= Who Can Beat Nixon? =

1970 board game

Who Can Beat Nixon? is a board game published in 1970 by Harrison-Blain of N.J. that simulates the upcoming 1972 United States presidential election.

==Contents==
Who Can Beat Nixon? is a game in which one player is Richard Nixon, while the other players are his challengers as candidates. Players move their tokens around a continuous track, buying or bargaining for electoral votes, using money and media points as currency. From time to time during the game, a primary card is drawn from the deck, and two of the Democratic challengers must fight for the right to remain in the race. This continues until Nixon and one Democratic challenger are left. The player who is the first to pick up 270 electoral votes is the winner.

==Reception==
In Issue 4 of Moves, Martin Campion commented, "The game is mostly luck, especially for the [Democratic] challengers. The only real strategic choices involved are in the small amount of off the board bargaining that is appropriate."

In Handbook for the Role of Games in Teaching Speech Communication, Michael Weatherly thought this game could be a valuable teaching resource for the classroom, but pointed out that "if the class is not concerned with political campaigns at the time they are utilized, they have little value. A preliminary discussion of our political process should precede the game and a discussion of the game's relevance to the subject should follow. The game thus becomes an integral part of the learning experience, not merely a ploy to keep the students occupied."

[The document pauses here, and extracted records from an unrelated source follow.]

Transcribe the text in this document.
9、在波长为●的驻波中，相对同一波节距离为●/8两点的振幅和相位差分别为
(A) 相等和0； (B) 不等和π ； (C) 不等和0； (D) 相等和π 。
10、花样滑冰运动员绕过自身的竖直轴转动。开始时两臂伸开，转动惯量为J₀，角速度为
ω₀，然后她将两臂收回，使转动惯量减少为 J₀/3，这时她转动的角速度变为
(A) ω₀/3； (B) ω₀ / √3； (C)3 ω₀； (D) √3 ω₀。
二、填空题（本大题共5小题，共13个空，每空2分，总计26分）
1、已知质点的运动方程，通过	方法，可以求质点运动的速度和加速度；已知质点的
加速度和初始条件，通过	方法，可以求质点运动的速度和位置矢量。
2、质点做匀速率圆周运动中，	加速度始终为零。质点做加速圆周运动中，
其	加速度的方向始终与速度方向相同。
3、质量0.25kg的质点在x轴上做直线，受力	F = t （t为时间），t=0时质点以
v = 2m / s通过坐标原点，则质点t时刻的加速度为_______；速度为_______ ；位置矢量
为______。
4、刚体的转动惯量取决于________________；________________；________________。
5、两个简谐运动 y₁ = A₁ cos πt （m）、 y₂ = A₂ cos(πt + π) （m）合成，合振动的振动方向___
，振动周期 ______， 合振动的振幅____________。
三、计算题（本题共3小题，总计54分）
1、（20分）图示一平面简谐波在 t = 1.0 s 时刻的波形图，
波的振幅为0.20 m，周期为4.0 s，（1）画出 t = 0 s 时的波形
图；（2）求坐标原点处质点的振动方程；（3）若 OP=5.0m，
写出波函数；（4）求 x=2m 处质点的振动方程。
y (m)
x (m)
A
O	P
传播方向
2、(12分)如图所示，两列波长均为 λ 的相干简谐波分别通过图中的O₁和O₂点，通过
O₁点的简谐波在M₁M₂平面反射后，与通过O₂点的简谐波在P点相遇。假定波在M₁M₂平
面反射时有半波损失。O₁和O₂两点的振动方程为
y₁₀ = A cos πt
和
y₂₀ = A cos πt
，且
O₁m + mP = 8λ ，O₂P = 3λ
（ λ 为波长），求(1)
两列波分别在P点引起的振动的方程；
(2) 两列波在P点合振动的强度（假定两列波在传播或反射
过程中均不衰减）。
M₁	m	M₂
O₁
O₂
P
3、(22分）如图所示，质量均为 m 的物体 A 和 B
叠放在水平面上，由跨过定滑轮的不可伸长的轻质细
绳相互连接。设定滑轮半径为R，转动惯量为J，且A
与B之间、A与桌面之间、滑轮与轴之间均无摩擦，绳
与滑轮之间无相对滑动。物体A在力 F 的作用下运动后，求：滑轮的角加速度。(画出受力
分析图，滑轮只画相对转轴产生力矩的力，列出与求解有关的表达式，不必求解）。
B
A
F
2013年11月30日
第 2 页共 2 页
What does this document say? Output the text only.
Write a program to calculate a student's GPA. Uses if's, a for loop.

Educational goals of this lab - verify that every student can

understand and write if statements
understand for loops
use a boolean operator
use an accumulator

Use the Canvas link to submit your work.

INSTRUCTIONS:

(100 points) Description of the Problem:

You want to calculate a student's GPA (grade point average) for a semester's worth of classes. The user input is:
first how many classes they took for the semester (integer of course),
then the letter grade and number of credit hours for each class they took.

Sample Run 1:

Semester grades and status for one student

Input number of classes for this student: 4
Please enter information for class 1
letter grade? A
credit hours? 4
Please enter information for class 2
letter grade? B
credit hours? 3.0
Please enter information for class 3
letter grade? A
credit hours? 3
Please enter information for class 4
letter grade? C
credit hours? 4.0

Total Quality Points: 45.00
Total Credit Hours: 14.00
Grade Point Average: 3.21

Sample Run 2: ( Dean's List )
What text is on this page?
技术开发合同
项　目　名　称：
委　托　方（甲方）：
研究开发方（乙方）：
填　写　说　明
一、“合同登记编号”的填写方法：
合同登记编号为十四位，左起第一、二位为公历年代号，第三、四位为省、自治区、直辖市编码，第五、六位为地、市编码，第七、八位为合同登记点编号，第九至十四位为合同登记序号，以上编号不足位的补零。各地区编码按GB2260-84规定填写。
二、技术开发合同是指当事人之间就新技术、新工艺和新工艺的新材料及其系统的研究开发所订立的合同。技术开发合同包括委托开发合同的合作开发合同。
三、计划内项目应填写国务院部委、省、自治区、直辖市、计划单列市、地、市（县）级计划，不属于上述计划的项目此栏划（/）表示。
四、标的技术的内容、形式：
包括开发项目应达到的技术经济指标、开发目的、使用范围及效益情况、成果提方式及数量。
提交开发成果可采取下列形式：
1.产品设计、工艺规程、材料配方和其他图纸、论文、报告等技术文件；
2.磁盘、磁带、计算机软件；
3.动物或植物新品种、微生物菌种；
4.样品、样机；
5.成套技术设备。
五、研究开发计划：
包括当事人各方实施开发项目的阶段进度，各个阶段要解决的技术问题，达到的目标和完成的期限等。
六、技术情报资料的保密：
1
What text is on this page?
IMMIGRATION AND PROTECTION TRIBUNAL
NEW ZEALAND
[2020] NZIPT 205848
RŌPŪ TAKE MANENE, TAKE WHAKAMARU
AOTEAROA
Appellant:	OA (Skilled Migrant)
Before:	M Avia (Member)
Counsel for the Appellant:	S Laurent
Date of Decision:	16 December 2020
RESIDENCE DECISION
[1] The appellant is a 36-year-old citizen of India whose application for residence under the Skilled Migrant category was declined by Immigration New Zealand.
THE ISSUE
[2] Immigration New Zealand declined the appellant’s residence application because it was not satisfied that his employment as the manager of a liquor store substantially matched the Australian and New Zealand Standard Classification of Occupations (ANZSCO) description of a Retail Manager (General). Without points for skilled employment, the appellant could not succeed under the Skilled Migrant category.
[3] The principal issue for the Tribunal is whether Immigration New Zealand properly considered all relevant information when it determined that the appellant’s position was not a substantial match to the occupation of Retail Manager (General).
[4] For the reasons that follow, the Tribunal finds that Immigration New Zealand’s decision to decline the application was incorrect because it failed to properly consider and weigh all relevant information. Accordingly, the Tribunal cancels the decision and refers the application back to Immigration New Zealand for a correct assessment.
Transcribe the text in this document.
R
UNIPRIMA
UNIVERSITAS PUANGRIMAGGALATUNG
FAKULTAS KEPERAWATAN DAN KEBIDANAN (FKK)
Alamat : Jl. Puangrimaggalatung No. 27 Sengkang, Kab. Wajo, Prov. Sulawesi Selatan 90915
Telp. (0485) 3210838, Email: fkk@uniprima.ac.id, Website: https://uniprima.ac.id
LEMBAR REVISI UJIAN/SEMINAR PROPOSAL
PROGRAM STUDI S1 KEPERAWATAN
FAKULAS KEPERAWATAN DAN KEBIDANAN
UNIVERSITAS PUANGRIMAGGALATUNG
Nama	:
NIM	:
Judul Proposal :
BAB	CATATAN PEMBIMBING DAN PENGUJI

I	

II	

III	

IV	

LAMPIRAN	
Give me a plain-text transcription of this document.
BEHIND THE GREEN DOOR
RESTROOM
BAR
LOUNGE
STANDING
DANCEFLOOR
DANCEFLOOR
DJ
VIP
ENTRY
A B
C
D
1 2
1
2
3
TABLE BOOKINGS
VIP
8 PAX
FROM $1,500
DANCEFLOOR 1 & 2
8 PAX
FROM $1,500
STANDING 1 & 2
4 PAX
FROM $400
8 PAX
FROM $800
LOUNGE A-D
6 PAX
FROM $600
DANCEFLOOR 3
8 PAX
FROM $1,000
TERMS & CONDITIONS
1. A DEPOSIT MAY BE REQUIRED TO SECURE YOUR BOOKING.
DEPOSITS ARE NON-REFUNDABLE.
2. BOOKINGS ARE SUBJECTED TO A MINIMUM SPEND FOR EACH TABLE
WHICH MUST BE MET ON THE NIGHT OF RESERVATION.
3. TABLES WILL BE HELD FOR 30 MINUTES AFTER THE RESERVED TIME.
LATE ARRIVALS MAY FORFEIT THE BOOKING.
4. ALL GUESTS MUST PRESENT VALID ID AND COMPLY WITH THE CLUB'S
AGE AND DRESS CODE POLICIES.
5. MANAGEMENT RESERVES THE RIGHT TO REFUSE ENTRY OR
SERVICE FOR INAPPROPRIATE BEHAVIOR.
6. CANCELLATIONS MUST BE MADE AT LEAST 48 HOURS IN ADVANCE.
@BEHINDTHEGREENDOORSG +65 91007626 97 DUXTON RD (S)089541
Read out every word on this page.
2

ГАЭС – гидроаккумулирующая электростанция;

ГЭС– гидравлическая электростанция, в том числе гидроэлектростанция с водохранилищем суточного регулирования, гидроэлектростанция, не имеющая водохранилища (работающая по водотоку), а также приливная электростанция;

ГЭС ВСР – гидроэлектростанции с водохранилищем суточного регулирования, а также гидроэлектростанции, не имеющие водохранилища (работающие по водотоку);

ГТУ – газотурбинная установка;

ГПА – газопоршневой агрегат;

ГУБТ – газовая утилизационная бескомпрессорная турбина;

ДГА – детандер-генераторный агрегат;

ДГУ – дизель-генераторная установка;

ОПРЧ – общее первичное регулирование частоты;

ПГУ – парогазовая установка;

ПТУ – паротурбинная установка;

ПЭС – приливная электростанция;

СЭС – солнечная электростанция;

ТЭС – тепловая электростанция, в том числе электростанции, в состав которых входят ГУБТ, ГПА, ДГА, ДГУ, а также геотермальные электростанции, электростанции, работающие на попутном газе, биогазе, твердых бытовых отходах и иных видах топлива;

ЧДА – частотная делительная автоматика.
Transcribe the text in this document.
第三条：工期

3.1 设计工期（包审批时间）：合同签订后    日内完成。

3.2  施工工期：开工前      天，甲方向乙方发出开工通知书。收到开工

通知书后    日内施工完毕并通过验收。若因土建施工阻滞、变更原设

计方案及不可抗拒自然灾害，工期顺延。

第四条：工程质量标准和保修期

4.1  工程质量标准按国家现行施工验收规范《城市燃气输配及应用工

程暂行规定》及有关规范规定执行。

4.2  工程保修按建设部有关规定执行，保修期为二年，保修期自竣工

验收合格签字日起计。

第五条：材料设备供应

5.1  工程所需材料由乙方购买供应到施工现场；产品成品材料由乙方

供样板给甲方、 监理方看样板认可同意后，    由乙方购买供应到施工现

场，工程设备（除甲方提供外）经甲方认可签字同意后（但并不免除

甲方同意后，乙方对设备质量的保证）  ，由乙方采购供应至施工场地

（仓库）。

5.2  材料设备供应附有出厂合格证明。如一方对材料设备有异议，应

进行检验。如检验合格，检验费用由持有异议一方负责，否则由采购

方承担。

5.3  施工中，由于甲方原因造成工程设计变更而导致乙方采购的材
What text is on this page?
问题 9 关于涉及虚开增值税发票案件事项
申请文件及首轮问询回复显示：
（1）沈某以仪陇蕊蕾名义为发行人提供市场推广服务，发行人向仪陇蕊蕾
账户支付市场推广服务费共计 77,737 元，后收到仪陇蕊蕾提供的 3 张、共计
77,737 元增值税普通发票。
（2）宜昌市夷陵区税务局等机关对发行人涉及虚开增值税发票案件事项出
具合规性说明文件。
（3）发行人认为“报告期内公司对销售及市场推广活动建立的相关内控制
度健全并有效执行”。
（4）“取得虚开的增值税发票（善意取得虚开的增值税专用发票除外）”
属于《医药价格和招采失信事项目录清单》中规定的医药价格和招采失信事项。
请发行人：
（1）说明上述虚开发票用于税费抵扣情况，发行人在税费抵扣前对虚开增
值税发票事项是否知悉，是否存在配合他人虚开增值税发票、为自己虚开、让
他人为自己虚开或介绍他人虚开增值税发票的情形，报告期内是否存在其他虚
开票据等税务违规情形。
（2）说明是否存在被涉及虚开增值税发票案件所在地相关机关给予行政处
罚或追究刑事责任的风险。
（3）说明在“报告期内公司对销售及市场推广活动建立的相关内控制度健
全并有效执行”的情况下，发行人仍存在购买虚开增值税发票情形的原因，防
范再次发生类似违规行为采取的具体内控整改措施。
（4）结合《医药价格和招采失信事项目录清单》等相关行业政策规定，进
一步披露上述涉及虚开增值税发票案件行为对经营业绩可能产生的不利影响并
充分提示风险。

Alan R. Moon reviewed Who Can Beat Nixon? for Games International magazine and stated that "I guess there's just something about Nixon which brings out strong feelings in people. I don't think I'd care as much about a game called Who Can Beat Bush?"

==Other recognition==
At a 1972 intercollegiate tournament with the topic "Resolved: That Richard Nixon should be Elected President in 1972", this game was the first prize, presented to the winning team from Clarion State College.